Date of Award
Bachelor of Engineering (Electrical)
School of Electrical, Computer and Telecommunications Engineering
Motion capture is currently a lively area of research in many disciplines, from sports science to medicine to entertainment. Though there are many different approaches that attempt to model and animate a human in a human environment there have been few attempts to classify the activities of a person through the use of motion capture, and fewer still using a single kinetic motion sensor. The goal of this thesis was to use a single motion sensor, able to detect three dimensional translation and three dimensional orientation, in order to classify the activities of a wearer. The crux of this thesis, however, is using the limited information gathered from the single strategically placed motion sensor and indentifying the unique characteristics of each type of activity across a range of different motions. The algorithm developed by this thesis computes the Time Series Bitmaps (TSBs) from the Symbolic Aggregate approXimation (SAX) of the motion capture data. To classify the motion data the TSBs were compared, using a Euclidean Distance algorithm, to the template TSBs created for each individual activity and the closest match found. The classification engine, conformed to the goals and limits expressed in the project scope. Thirteen different activities were classified, including a special „transitional‟ activity. The engine was able to classify data in a pseudo real-time manner as well as using pseudo streaming data.

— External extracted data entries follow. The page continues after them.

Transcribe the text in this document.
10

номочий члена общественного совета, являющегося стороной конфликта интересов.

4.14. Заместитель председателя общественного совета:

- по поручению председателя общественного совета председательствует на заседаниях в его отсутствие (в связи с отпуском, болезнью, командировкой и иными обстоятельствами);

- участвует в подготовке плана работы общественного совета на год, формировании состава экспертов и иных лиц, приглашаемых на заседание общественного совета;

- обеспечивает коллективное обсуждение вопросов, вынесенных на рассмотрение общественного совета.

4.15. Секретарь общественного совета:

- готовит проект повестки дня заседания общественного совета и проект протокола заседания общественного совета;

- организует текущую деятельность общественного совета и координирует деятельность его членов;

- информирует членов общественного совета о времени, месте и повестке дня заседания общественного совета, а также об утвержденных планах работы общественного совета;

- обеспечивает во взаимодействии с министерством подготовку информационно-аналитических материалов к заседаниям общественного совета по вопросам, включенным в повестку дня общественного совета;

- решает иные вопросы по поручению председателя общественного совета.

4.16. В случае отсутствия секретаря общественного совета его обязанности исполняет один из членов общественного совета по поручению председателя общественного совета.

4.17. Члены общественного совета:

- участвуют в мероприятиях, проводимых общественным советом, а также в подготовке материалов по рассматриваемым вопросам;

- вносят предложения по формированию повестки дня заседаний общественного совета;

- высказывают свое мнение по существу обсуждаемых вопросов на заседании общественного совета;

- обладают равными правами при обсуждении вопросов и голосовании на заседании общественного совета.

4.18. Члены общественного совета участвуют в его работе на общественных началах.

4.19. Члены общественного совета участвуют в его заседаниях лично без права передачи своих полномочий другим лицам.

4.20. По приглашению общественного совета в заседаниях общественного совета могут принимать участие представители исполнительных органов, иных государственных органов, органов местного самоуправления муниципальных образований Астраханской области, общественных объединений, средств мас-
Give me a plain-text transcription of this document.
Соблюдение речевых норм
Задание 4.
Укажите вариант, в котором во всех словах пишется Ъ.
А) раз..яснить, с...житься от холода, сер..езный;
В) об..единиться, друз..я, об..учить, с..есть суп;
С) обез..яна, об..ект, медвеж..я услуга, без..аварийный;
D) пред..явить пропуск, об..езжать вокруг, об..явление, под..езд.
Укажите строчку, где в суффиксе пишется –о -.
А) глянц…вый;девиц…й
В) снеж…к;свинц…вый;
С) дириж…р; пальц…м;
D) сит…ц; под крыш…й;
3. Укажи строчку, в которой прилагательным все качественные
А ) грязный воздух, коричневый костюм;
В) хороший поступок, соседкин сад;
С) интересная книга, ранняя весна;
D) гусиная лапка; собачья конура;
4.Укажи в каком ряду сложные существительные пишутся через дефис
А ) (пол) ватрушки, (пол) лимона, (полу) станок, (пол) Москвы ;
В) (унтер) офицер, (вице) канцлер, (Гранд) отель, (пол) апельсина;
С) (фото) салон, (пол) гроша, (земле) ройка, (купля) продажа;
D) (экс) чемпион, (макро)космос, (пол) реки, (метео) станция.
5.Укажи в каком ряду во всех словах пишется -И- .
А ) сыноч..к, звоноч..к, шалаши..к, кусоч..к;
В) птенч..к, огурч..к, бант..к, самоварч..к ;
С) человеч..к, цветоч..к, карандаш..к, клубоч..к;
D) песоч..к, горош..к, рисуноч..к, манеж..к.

The accuracy ranged from 70% to 95% depending on whether the templates were generated from default or individual data. This outcome is competitive with previous forms of motion classification in terms of accuracy, however, it supersedes most of its predecessors in the fact that the algorithm developed can perform in real-time and handle streaming wireless data. This thesis is an important step in the development of a personal activity classification system. The end product would include the kinematic sensor worn on pelvis which streams data to software which, using the algorithm developed in this thesis, classifies the activities performed in real-time.